Education

I can afford to buy supplies for my kids’ schools. What about those who can’t? | Emma Brockes


When my kids started pre-kindergarten in New York last year, the school issued parents with a long list of items to buy and bring in. This was not, as in state school in Britain, a list of uniform and PE kit requirements but rather necessities including paper towels, glue sticks, a year’s supply of paper plates and plastic cutlery, cups, napkins, board markers, crayons and packing tape. Classroom supplies, in other words.

These donations were discretionary; no one was going to yell at you if you didn’t bring them in. And in the sheer volume of stuff being asked of each parent – for two kids in separate classes, it was way too much to be carried in on a single trip – the tacit understanding was that those who could afford it were providing for those who could not.

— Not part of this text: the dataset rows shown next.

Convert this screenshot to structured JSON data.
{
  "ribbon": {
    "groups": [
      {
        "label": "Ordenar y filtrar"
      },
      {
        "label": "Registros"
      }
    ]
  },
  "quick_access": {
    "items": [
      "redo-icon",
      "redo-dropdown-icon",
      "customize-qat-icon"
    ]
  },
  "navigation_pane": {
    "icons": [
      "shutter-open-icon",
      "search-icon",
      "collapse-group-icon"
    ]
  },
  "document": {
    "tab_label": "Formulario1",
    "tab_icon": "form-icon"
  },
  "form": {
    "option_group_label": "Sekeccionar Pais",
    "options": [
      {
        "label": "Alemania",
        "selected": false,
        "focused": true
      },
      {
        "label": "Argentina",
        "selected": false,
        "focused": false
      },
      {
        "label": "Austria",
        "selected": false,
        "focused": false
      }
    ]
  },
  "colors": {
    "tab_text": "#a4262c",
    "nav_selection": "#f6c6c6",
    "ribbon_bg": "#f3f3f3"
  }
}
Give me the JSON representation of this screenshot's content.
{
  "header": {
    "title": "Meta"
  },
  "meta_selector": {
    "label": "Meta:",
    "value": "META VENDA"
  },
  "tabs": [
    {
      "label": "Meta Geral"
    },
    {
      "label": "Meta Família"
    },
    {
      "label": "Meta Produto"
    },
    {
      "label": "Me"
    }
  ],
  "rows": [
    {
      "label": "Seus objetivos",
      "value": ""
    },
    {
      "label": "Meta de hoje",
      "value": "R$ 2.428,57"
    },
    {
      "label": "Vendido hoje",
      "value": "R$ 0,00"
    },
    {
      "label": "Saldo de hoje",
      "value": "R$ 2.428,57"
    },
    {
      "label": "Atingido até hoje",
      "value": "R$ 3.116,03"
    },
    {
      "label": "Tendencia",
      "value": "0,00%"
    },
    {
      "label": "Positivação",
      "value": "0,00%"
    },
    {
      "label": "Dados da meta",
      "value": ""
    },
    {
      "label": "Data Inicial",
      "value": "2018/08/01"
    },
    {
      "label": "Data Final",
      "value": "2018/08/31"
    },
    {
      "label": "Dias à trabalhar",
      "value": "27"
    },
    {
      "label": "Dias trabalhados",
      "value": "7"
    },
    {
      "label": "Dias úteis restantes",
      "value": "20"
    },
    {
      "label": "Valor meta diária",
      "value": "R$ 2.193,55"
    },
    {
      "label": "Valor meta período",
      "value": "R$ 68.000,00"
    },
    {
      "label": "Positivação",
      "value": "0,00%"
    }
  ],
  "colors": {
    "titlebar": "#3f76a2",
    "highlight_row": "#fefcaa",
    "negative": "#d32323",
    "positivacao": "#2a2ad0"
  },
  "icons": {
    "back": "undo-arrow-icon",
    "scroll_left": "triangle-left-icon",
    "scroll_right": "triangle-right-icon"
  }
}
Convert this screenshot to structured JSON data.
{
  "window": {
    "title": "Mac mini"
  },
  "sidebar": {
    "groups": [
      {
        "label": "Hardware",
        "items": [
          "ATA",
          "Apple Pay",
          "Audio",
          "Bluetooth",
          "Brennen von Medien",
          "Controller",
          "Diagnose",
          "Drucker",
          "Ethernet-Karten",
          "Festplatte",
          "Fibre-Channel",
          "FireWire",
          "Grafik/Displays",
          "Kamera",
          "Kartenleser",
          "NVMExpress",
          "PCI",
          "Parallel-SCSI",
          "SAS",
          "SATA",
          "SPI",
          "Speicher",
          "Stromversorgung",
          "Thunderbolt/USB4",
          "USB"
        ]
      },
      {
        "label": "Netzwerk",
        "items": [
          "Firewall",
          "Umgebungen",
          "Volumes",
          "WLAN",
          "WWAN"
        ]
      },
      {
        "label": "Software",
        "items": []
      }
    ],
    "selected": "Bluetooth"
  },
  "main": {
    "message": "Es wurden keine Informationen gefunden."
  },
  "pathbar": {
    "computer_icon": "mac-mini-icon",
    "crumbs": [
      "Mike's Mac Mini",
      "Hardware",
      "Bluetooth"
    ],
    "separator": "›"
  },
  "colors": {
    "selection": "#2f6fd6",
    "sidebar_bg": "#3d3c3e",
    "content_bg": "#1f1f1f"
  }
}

This seemed to me right and reasonable at the time. The New York education system is as cash-strapped as any and, at least in the small scale, asking affluent parents to help out makes sense. The upset in Britain over crowdfunding at schools this week, however, reminded me how immune I have become to the broader fundraising landscape in New York. This is what Britain will look like in 10 years’ time unless the Department for Education steps in. It’s not a good scene.

Last week, all four- and five-year-olds in New York were given their kindergarten placements and the scramble to wheedle, beg or gerrymander your kid into a better school zone began. In our area there are three schools: two have among the best test scores in the city, one has among the worst, with an almost 40 percentage point difference between them. The more arresting figure, however, is the disparity in funds raised by the “good” and the “bad” schools, which stands, incredibly, at almost $900,000 (£700,000) a year.

That is a staggering amount of money for the parent-teacher association (PTA) of a single elementary school to raise annually. But it is completely standard among the city’s highest performing elementary schools. And of course, it isn’t only about the money. A PTA capable of raising almost $1m a year requires an awful lot of working hours that come, inevitability, from the efforts of large numbers of stay-at-home mums, or from families able to fundraise by employing sufficient help at home.

It also comes down to contacts. The main engine of most school fundraising initiatives is the annual auction; a school with a poorer pupil base can’t attract either ritzy donations from big businesses or squeeze the parent body for wild bids come auction night. My children’s school does qualify for federal Title 1 funding, which kicks in when at least 40% of the children come from low-income families, but that extra cash – about $500 per pupil – can’t begin to compete with the fundraising of wealthier schools.

Most four-year-olds in our neighbourhood start out at the same school and as a result it is the dream of the city: friendly, local, diverse. But within a year everyone will scatter and polarise. Eventually, the sheer volume of middle-class families for whom $50k a year private school fees aren’t an option will probably force a turnaround in the school’s intake and it too will be able to raise hundreds of thousands of dollars a year. The greater unfairness, of course, is that it should come down to this in the first place.